The group of thirteen girls and eleven boys from eleven different schools around the country were part of the fourth annual Catalyst Open Source Academy. The Academy ran from 6 to 17 January and gave the students an introduction to open source software development through a combination of classroom sessions and hands-on project work.
Three of the students returned after participating in the three-day Arduino Academy that Catalyst ran in July last year, where they learned how to work with the open source electronic prototyping platform.
"The 2014 intake of students marked a significant step up in terms of prior knowledge of, and experience with open source technologies.
"This reflects the growing acceptance of open source as the standard for innovative and accessible software development. It also presents Catalyst with a real challenge in designing a programme that stretches and engages these students. It's a great problem to have," said Don Christie, Catalyst Director.
The students spent the first week in a series of sessions with fourteen different tutors, covering a wide range of technologies and topics that formed the base for the second week, where they each contributed actively to an existing open source project. The students could choose from Drupal, Koha, Mahara, and Piwik. One group of students decided to create an app for Firefox OS instead, as they had learned about that operating system in the first week. By the end of the two weeks, the students had contributed over 50 changes to the software programmes that they had chosen to work with.
"The goal in the second week is to work with the students and help them have code committed to open source projects, including Drupal, Koha, Mahara and Piwik.

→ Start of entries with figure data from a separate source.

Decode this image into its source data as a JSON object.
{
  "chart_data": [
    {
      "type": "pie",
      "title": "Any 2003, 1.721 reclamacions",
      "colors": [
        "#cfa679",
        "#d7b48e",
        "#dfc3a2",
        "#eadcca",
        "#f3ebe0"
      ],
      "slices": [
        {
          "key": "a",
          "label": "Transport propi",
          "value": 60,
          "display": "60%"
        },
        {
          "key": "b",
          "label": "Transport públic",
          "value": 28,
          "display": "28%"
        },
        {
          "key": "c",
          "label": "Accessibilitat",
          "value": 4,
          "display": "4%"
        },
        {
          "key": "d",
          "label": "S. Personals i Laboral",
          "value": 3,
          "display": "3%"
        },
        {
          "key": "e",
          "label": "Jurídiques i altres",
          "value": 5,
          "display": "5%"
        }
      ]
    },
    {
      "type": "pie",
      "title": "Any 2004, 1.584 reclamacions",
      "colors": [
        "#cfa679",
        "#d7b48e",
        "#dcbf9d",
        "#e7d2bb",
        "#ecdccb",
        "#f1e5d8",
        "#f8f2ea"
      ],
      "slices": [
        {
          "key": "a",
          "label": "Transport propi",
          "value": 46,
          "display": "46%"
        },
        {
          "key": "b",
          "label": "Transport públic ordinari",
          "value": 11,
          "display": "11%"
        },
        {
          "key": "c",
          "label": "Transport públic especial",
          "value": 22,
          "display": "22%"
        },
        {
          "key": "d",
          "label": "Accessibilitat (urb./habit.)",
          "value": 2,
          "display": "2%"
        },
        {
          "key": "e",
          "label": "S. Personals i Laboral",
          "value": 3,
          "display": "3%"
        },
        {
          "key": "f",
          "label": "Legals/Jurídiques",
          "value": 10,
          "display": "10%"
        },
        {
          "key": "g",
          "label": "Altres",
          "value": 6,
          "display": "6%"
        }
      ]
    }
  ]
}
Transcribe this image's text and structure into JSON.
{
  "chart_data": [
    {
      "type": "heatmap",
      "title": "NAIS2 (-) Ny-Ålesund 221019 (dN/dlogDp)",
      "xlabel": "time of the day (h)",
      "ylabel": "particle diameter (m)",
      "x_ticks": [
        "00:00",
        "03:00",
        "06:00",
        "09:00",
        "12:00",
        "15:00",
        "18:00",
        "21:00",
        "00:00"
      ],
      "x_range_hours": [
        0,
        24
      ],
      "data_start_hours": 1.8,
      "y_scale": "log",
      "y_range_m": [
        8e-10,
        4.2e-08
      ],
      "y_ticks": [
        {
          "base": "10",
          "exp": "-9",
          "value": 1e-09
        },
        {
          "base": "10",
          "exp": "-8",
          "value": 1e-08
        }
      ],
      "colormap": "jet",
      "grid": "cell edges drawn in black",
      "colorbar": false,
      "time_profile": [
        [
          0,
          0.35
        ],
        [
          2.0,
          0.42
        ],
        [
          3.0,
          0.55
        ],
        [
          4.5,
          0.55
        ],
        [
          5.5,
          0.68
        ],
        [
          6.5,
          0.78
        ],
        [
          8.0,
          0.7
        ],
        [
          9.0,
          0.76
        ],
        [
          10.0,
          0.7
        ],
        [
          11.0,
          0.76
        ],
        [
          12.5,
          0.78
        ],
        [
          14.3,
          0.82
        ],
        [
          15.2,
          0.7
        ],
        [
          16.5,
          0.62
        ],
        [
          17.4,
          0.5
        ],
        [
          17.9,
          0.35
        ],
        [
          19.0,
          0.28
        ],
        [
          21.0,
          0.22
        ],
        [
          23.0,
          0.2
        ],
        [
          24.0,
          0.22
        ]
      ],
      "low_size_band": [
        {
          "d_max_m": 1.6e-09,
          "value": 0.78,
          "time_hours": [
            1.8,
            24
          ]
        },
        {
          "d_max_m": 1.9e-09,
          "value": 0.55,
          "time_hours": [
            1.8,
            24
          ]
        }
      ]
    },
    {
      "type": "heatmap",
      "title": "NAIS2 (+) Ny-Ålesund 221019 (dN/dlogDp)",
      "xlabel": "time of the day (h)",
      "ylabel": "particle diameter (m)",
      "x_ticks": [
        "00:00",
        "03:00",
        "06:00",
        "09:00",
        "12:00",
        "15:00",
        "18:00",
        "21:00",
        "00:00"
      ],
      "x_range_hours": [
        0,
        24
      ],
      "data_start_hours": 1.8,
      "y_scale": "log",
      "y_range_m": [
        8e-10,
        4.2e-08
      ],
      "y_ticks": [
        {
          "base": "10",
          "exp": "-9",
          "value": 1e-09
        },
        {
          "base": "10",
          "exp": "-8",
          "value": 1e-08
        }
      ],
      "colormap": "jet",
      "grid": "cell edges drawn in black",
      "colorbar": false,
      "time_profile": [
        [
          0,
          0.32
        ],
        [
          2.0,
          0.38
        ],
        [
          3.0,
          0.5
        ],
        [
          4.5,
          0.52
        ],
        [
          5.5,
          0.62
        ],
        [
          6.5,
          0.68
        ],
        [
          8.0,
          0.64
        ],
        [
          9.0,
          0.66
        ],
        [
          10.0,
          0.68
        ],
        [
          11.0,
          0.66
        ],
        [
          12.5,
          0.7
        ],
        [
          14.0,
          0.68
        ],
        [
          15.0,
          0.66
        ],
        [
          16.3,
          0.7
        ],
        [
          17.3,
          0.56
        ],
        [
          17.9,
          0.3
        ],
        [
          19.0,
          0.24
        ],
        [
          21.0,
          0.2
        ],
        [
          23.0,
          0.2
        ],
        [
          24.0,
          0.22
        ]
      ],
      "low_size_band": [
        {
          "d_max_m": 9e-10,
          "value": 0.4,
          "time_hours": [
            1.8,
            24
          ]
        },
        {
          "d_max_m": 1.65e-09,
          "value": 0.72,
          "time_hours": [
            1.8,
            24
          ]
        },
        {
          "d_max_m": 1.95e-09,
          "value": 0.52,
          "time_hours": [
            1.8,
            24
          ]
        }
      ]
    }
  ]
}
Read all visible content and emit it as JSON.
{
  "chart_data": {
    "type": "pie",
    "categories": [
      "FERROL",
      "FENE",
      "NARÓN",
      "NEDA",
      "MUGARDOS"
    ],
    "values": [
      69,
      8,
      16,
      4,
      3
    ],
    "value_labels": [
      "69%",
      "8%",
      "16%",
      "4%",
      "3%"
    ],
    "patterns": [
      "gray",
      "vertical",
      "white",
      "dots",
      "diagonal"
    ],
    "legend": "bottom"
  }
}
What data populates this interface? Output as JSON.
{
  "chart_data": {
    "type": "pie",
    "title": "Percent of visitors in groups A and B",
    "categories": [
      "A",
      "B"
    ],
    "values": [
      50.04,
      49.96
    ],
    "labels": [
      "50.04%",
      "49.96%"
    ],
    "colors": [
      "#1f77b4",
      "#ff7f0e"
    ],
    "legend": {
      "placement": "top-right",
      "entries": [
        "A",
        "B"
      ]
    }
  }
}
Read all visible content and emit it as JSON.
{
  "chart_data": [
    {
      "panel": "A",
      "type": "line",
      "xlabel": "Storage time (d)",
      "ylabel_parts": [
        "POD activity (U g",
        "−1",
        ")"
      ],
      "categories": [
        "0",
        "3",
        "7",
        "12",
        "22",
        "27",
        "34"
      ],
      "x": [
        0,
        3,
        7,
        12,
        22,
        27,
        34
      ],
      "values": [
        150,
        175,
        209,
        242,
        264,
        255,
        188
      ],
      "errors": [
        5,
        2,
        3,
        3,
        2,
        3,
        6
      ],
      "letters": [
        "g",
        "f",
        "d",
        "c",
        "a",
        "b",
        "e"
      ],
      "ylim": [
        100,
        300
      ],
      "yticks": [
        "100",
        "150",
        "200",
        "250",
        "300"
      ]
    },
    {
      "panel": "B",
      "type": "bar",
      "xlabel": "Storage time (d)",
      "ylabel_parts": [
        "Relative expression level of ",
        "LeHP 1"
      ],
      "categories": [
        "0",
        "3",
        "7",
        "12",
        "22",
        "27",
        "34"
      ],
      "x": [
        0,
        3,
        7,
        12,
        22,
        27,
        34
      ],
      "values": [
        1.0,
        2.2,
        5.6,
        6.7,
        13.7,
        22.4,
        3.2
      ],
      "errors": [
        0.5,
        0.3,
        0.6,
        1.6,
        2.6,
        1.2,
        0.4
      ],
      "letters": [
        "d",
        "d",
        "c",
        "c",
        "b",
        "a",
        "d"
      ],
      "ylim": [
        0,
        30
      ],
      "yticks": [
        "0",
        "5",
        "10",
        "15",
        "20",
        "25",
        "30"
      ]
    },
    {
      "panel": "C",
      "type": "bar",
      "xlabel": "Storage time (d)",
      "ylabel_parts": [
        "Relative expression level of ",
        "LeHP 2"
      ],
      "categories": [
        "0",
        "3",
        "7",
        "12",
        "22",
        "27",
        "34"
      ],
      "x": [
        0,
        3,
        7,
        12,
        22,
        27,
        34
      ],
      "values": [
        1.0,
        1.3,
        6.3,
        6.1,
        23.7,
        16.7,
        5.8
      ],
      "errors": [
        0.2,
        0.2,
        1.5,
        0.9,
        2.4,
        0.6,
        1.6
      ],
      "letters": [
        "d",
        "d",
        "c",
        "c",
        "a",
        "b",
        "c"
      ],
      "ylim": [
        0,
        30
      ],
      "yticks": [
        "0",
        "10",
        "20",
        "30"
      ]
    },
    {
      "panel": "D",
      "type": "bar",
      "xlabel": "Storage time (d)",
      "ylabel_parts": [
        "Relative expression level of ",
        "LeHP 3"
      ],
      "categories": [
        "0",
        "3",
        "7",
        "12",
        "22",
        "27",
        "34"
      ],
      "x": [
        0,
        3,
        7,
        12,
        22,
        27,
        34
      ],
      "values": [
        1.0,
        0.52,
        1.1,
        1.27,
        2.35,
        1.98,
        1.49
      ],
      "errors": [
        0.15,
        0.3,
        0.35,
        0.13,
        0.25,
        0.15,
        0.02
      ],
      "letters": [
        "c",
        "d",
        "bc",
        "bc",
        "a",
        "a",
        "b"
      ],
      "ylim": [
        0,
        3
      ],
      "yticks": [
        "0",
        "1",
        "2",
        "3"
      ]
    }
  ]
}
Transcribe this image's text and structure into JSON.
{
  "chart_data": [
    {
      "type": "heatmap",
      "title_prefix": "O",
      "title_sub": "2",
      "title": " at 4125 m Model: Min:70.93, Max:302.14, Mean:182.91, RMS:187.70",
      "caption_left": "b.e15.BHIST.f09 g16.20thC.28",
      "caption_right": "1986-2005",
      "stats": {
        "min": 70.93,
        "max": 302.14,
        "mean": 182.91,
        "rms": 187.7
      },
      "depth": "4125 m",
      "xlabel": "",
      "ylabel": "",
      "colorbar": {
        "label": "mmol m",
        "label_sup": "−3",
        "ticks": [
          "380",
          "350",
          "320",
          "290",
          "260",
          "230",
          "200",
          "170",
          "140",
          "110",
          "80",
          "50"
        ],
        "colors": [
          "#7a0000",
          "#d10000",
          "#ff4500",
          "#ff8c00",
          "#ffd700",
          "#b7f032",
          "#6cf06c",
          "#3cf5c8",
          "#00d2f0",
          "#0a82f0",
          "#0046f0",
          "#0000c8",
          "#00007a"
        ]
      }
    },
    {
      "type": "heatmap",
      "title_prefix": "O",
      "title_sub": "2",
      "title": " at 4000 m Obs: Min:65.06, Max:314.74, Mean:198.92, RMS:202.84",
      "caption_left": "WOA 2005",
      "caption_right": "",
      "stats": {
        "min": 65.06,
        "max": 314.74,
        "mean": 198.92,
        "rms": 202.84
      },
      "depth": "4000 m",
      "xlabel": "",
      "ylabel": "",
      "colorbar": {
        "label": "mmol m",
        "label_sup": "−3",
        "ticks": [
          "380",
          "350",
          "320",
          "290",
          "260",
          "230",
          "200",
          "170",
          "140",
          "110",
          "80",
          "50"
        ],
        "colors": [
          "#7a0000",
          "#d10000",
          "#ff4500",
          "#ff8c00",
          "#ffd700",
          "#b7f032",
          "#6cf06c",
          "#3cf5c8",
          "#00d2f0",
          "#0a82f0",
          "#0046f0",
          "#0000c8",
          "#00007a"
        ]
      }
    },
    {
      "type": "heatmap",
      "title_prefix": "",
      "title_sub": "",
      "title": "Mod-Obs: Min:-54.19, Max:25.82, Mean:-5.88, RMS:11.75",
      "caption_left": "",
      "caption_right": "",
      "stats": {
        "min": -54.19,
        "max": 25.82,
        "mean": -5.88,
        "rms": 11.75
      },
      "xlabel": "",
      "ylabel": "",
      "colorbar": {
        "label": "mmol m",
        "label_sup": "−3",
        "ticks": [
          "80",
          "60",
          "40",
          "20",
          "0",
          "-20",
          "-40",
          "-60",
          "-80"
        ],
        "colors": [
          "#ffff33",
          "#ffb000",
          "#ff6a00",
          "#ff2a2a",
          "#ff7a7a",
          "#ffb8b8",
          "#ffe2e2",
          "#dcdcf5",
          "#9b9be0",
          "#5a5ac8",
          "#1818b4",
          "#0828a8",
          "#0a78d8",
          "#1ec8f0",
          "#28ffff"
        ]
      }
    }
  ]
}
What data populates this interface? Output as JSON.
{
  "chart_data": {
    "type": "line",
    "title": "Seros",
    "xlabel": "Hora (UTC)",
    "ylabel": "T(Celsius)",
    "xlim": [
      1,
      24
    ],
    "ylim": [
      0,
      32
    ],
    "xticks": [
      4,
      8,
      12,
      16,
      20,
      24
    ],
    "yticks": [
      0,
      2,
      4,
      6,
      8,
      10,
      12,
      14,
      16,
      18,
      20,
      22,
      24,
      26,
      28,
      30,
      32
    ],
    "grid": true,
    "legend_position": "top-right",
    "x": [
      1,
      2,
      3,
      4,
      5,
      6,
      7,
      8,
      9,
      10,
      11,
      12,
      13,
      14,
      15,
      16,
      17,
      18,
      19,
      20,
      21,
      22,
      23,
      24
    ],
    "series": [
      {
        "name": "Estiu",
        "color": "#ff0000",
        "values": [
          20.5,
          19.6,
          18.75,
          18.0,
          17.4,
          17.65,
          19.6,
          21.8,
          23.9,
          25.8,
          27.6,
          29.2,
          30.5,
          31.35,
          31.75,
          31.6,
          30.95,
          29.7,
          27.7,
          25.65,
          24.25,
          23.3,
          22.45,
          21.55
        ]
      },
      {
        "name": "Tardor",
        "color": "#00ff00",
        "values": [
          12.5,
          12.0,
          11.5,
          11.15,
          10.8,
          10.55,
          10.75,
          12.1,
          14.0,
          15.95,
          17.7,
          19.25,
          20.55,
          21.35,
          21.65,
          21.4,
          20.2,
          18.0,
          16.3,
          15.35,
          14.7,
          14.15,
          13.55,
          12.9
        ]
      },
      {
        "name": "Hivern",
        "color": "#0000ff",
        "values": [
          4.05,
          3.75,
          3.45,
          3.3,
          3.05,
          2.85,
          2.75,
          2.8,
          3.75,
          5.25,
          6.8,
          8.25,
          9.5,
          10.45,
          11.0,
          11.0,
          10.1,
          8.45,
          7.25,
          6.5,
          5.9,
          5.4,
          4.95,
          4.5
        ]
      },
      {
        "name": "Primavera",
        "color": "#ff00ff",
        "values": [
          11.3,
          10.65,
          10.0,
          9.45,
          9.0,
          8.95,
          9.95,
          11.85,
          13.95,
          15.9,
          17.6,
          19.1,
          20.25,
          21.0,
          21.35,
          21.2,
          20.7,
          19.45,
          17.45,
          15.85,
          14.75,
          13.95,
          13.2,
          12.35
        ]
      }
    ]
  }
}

It is a real achievement to know that you have made a contribution to a project that is being used by millions of people around the world.
"In running the Academy, we want to help these students to participate in open source communities and support them to explore their passion for IT through freely available open source tools.
"We also hope to attract more talented Kiwis into the IT profession, and particularly to meet the growing demand for open source technology across the public and private sectors, both here in New Zealand and internationally, Christie said.